Sur la légalité de la décision attaquée :
10. Il ressort des pièces du dossier que M. A. a demandé à la CNIL d'ordonner à la société Google de procéder au déréférencement de deux liens menant vers des pages web faisant état d'un brevet qu'il a déposé en 2006 auprès de l'OMPI. Outre les détails techniques relatifs à l'invention couverte par ce brevet, ces pages mentionnent l'adresse du requérant.

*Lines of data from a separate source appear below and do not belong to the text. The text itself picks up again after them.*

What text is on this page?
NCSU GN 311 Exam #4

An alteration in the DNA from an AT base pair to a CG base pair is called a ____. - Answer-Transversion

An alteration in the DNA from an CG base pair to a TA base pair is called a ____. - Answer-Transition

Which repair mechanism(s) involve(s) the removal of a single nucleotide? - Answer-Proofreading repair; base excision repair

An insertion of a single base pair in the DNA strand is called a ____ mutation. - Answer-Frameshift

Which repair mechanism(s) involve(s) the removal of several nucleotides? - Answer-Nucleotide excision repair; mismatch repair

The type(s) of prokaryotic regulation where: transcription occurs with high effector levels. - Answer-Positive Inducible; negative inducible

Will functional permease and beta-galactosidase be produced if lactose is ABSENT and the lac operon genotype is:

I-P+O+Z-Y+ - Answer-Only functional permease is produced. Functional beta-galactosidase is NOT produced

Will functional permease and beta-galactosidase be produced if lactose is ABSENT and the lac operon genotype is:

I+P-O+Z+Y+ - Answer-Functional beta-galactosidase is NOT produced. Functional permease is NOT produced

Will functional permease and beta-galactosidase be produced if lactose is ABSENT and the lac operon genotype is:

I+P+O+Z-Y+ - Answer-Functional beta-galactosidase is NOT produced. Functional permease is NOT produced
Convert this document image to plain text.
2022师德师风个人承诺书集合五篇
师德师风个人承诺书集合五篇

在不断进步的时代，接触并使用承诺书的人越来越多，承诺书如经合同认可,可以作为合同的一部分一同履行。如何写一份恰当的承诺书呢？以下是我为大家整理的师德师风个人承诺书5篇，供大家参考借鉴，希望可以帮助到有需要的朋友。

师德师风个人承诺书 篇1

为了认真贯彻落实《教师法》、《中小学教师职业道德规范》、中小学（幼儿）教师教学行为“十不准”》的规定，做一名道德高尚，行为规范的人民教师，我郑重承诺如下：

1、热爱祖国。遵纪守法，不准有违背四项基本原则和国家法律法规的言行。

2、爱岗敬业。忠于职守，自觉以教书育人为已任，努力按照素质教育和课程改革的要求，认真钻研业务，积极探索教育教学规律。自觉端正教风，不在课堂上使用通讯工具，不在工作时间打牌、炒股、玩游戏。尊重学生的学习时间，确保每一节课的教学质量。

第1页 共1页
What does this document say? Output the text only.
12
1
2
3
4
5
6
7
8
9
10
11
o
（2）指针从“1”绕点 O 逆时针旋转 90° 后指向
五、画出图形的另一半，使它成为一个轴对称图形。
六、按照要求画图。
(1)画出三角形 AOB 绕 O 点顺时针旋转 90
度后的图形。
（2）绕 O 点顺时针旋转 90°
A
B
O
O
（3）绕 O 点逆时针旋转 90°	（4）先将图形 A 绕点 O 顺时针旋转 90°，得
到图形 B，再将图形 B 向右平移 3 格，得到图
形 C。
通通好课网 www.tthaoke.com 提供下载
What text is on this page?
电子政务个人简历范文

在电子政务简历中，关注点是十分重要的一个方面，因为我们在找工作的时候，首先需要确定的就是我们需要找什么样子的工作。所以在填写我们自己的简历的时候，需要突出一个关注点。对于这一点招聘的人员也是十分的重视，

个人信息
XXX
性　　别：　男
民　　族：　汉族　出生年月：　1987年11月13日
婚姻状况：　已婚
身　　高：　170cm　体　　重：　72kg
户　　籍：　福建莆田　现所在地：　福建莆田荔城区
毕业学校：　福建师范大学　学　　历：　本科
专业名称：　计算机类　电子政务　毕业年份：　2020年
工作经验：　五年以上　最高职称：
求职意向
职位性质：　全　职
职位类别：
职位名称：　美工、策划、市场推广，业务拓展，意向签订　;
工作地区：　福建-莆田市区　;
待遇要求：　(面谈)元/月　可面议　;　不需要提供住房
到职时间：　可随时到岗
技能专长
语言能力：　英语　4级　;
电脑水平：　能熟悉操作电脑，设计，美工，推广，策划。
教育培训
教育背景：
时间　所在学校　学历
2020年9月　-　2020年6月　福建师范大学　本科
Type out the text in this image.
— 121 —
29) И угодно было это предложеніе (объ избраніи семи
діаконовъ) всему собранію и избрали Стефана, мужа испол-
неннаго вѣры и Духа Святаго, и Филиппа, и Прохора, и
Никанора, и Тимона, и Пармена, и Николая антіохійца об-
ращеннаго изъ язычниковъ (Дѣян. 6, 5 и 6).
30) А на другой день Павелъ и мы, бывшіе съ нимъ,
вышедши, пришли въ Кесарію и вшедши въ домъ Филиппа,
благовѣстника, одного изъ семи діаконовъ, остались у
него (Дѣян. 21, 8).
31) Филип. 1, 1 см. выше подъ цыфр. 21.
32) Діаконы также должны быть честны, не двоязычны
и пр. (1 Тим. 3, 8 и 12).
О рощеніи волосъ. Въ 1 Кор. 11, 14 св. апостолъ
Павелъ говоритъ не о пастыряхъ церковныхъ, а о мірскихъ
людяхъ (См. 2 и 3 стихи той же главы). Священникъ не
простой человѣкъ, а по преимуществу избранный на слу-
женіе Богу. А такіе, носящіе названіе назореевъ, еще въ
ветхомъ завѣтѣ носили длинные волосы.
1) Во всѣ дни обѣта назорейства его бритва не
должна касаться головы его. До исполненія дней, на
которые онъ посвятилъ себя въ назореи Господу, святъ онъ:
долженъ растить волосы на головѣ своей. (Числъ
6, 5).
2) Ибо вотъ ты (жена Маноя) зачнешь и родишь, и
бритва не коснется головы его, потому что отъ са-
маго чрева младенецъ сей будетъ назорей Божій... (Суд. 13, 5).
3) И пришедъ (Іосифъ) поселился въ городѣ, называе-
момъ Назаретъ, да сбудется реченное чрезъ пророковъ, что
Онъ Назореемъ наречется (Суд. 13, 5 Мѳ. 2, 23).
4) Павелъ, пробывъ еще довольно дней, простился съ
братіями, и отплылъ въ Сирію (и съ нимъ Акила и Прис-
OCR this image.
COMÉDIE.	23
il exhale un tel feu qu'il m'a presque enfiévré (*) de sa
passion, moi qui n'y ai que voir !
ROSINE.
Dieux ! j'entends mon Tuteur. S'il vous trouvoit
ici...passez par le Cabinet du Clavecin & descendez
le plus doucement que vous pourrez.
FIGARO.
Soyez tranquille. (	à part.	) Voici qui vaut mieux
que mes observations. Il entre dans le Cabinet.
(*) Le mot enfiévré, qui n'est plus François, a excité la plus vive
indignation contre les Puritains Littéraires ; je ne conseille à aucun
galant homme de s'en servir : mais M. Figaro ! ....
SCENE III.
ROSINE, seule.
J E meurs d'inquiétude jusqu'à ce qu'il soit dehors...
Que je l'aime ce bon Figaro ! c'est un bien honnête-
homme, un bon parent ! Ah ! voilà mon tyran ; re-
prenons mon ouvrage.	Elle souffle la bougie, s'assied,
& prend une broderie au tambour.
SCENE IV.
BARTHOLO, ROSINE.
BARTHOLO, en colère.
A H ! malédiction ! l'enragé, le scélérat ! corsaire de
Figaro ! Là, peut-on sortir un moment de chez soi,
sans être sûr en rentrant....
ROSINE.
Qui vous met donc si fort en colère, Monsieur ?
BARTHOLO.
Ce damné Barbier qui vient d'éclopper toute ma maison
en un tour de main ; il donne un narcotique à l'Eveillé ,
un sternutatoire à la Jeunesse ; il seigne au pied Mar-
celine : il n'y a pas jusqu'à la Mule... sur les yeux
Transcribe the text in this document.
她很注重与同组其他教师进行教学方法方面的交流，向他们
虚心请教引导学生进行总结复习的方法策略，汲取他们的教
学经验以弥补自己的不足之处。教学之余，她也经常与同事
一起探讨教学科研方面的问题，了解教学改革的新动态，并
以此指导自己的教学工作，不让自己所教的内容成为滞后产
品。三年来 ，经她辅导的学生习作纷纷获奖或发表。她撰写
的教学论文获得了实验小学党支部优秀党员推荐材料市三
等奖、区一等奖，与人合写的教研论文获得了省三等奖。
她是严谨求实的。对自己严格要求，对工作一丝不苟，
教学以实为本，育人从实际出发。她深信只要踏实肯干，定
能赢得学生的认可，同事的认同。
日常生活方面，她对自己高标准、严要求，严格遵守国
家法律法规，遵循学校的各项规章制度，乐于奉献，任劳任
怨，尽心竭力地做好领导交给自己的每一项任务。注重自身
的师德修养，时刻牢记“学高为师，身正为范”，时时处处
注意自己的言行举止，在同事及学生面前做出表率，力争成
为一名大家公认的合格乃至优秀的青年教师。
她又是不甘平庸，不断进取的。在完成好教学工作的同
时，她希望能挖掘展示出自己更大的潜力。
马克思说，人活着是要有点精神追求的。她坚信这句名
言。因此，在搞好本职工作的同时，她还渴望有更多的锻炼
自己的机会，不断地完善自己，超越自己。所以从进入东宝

11. Eu égard à la nature et au contenu des données à caractère personnel figurant sur les pages web faisant état du brevet que M. A. a déposé, à l'ancienneté de ce brevet et au fait que le requérant ne bénéficie plus, depuis 2010, du monopole d'exploitation de son invention, n'a déposé aucun autre brevet depuis et ne joue ni n'a joué aucun rôle dans la communauté scientifique autre que celui que les liens en litige permettent d'identifier, la CNIL n'a pu légalement estimer, alors même qu'en vertu du Code de la propriété intellectuelle, les coordonnées des personnes ayant déposé un brevet font l'objet d'une publicité compte tenu de l'intérêt qu'elles présentent pour les chercheurs qui souhaitent prendre contact avec leurs confrères, que le maintien du lien permettant d'avoir accès aux informations litigieuses à partir d'une recherche effectuée sur le nom de M. A. présentait un intérêt prépondérant pour le public, alors qu'il reste par ailleurs possible d'accéder aux informations relatives à son invention et à ses coordonnées sur la base d'une recherche sur le champ dont relèvent ses travaux.
12. Il résulte de tout ce qui précède que M. A. est fondé à demander l'annulation de la décision du 10 novembre 2016.
DECIDE :
Article 1er : La décision de la CNIL du 10 novembre 2016 est annulée.
Article 2 : La présente décision sera notifiée à M. A., à la Commission nationale de l'informatique et des libertés et à la société Google.